Четыре года тому назад я тоже ездил на родину. Но какая огромная разница! Тогда мне было двадцать три, теперь — двадцать семь. И это главное. Тогда я только что кончил институт и важничал, но всё равно как мальчишка носился всё лето то к морю, то в горы, то к реке. Погулял я на славу. Я и теперь хочу получше провести время. Но мне двадцать семь. Я служу в Токио. Хотя и не достиг ещё ничего особенного, но всё же вышел в свет, занял, как говорится, своё место в жизни и вряд ли теперь смогу так резвиться, как раньше. Возраст такой, что в самый раз жениться.

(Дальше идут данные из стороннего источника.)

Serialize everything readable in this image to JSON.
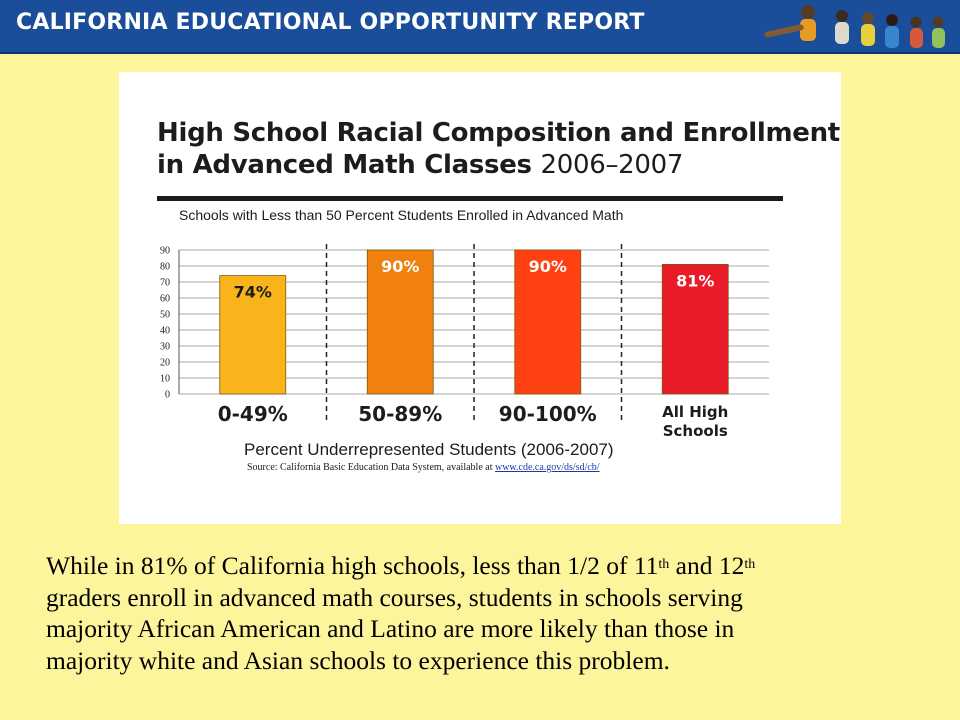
{
  "banner": {
    "title": "CALIFORNIA EDUCATIONAL OPPORTUNITY REPORT"
  },
  "chart_data": {
    "type": "bar",
    "title_bold": "High School Racial Composition and Enrollment in Advanced Math Classes",
    "title_year": "2006–2007",
    "title_lines": [
      "High School Racial Composition and Enrollment",
      "in Advanced Math Classes"
    ],
    "subtitle": "Schools with Less than 50 Percent Students Enrolled in Advanced Math",
    "xlabel": "Percent Underrepresented Students (2006-2007)",
    "categories": [
      "0-49%",
      "50-89%",
      "90-100%",
      "All High Schools"
    ],
    "category_lines": [
      [
        "0-49%"
      ],
      [
        "50-89%"
      ],
      [
        "90-100%"
      ],
      [
        "All High",
        "Schools"
      ]
    ],
    "values": [
      74,
      90,
      90,
      81
    ],
    "data_labels": [
      "74%",
      "90%",
      "90%",
      "81%"
    ],
    "colors": [
      "#f8b41a",
      "#f0810e",
      "#ff4112",
      "#ea1b28"
    ],
    "ylim": [
      0,
      90
    ],
    "yticks": [
      0,
      10,
      20,
      30,
      40,
      50,
      60,
      70,
      80,
      90
    ],
    "grid": true,
    "source_text": "Source:  California Basic Education Data System, available at ",
    "source_url": "www.cde.ca.gov/ds/sd/cb/"
  },
  "body": {
    "line1_a": "While in 81% of California high schools, less than 1/2 of 11",
    "sup1": "th",
    "line1_b": " and 12",
    "sup2": "th",
    "line2": "graders enroll in advanced math courses, students in schools serving",
    "line3": "majority African American and Latino are more likely than those in",
    "line4": "majority white and Asian schools to experience this problem."
  }
}
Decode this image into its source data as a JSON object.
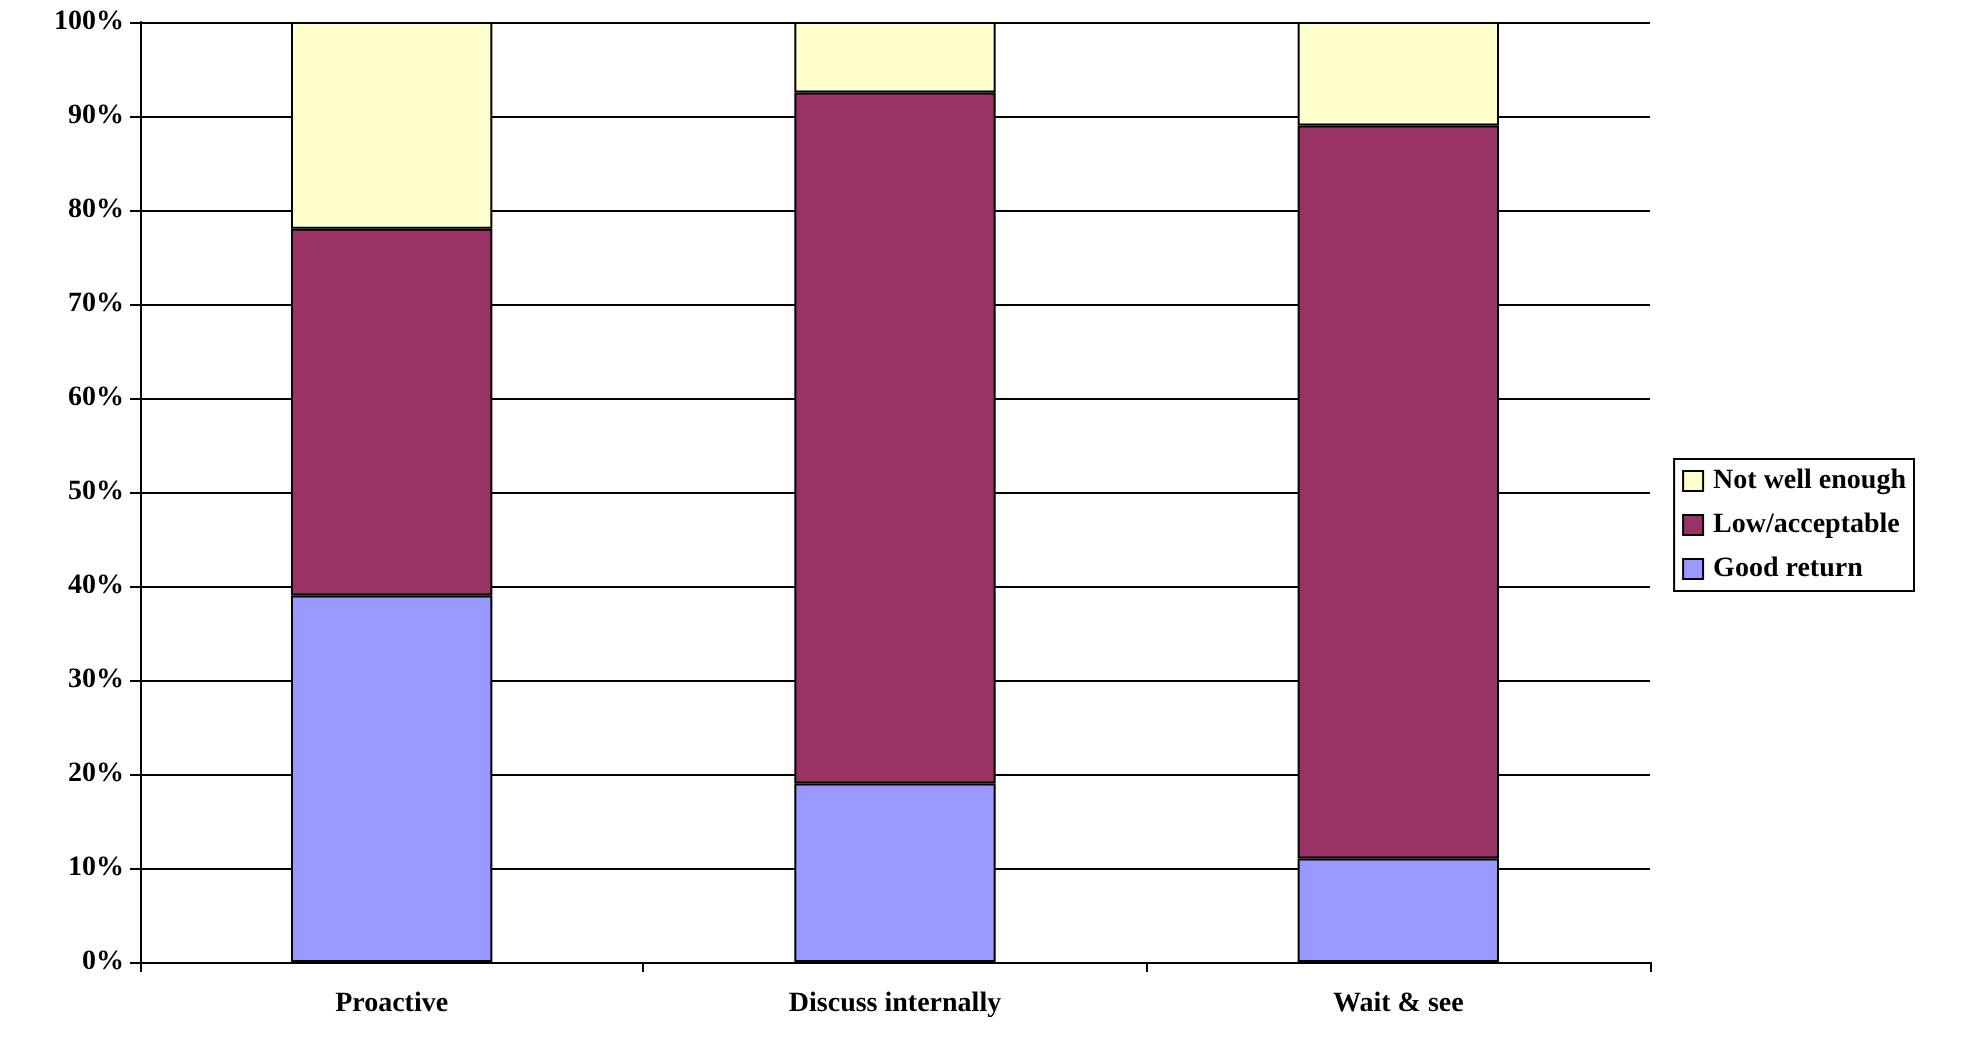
{
  "chart_data": {
    "type": "bar",
    "stacked": true,
    "categories": [
      "Proactive",
      "Discuss internally",
      "Wait & see"
    ],
    "series": [
      {
        "name": "Good return",
        "color": "#9999ff",
        "values": [
          39,
          19,
          11
        ]
      },
      {
        "name": "Low/acceptable",
        "color": "#993366",
        "values": [
          39,
          73.5,
          78
        ]
      },
      {
        "name": "Not well enough",
        "color": "#ffffcc",
        "values": [
          22,
          7.5,
          11
        ]
      }
    ],
    "ylim": [
      0,
      100
    ],
    "yticks": [
      {
        "value": 0,
        "label": "0%"
      },
      {
        "value": 10,
        "label": "10%"
      },
      {
        "value": 20,
        "label": "20%"
      },
      {
        "value": 30,
        "label": "30%"
      },
      {
        "value": 40,
        "label": "40%"
      },
      {
        "value": 50,
        "label": "50%"
      },
      {
        "value": 60,
        "label": "60%"
      },
      {
        "value": 70,
        "label": "70%"
      },
      {
        "value": 80,
        "label": "80%"
      },
      {
        "value": 90,
        "label": "90%"
      },
      {
        "value": 100,
        "label": "100%"
      }
    ],
    "grid": "y",
    "legend": "right",
    "marker": "square"
  }
}
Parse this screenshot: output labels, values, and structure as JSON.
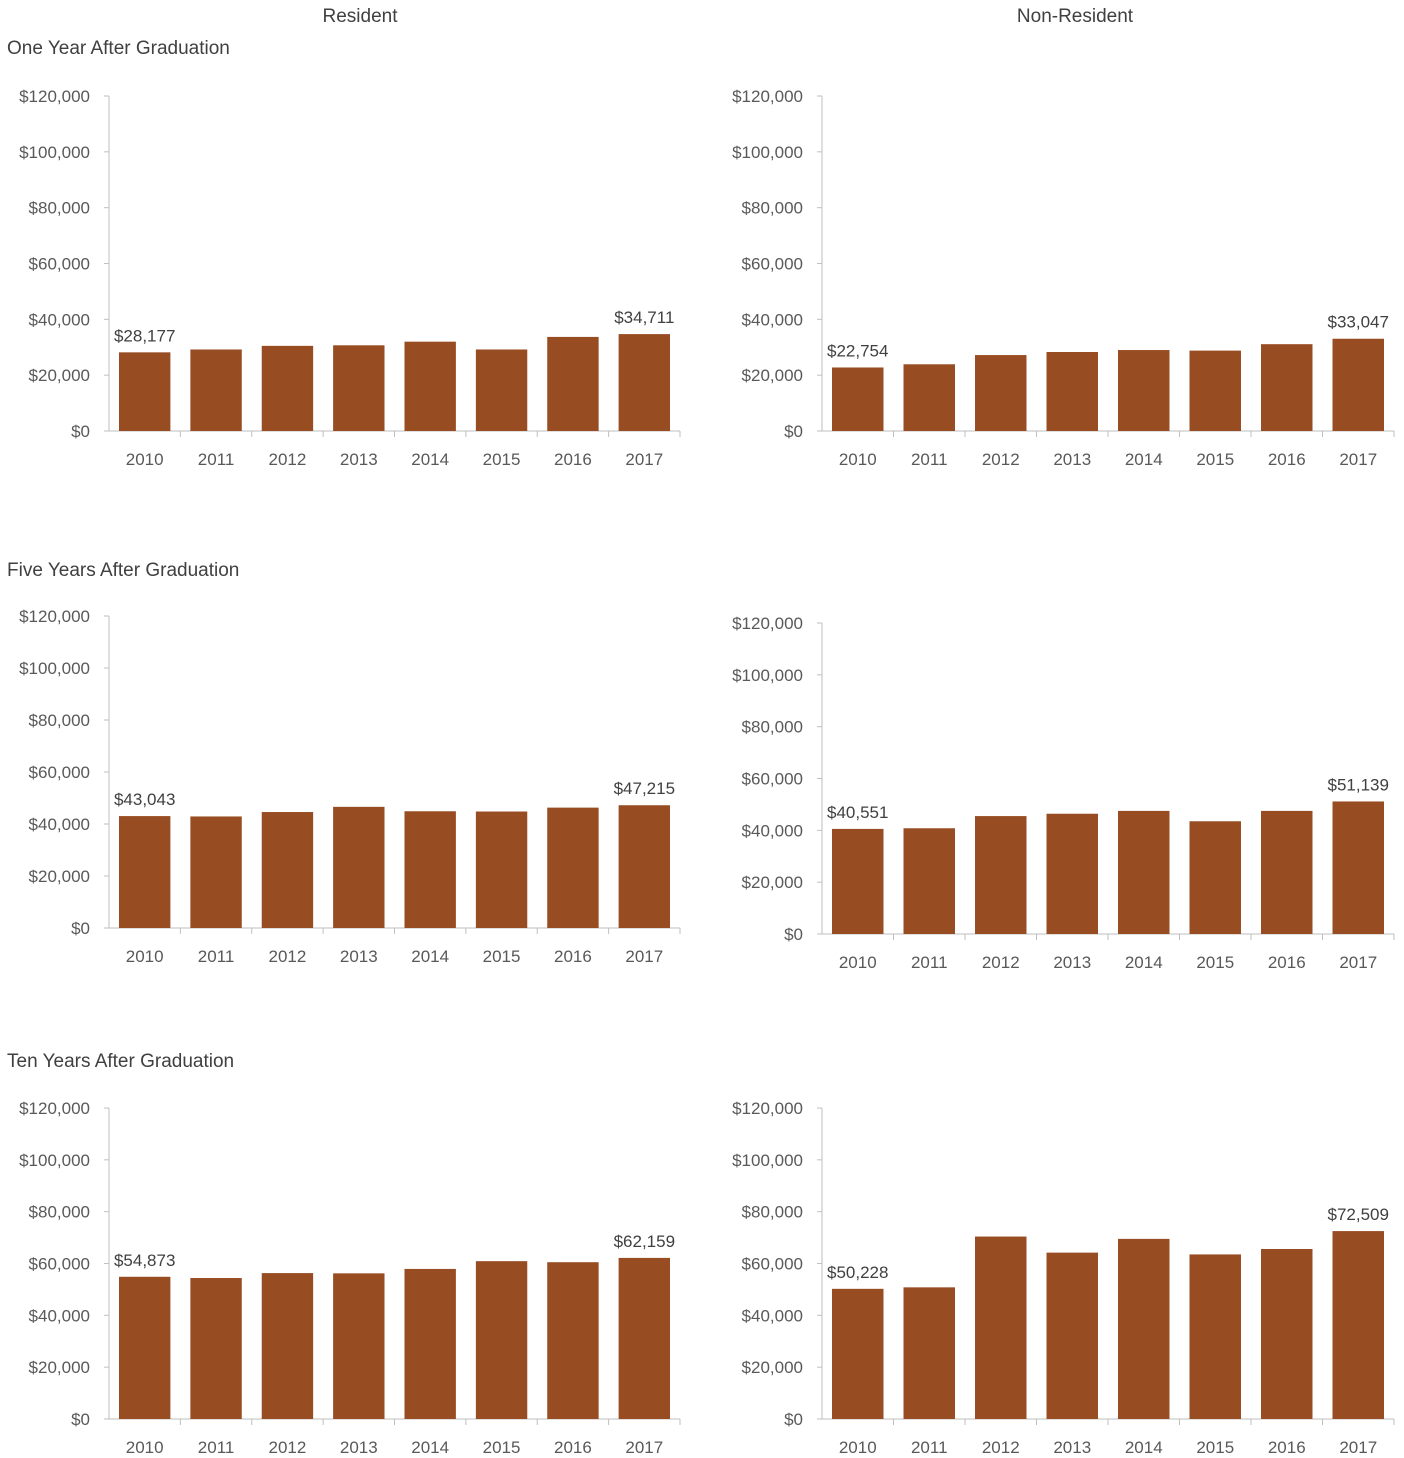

«Да, пора жениться. Для этого ты и едешь». А бог судьбы мне нашёптывал: «Но хорошо, если всё кончится благополучно».
IV
Я достал надувную подушку, прилёг. Прикрыл лицо платком и погрузился в мир грёз. Я хотел уснуть.
Если мне двадцать семь, значит, Айко — девятнадцать. Из пятнадцатилетней девочки она превратилась в девятнадцатилетнюю девушку. Даже не верится. Тётка говорила, что из пяти сестёр она, пожалуй, самая красивая и достойная. Но в кого у неё такие глаза? Правда, все сестры приветливые, наверное, в мать.
И у отца неплохой характер, только немного упрям, бывает даже спесивым, но зато честен.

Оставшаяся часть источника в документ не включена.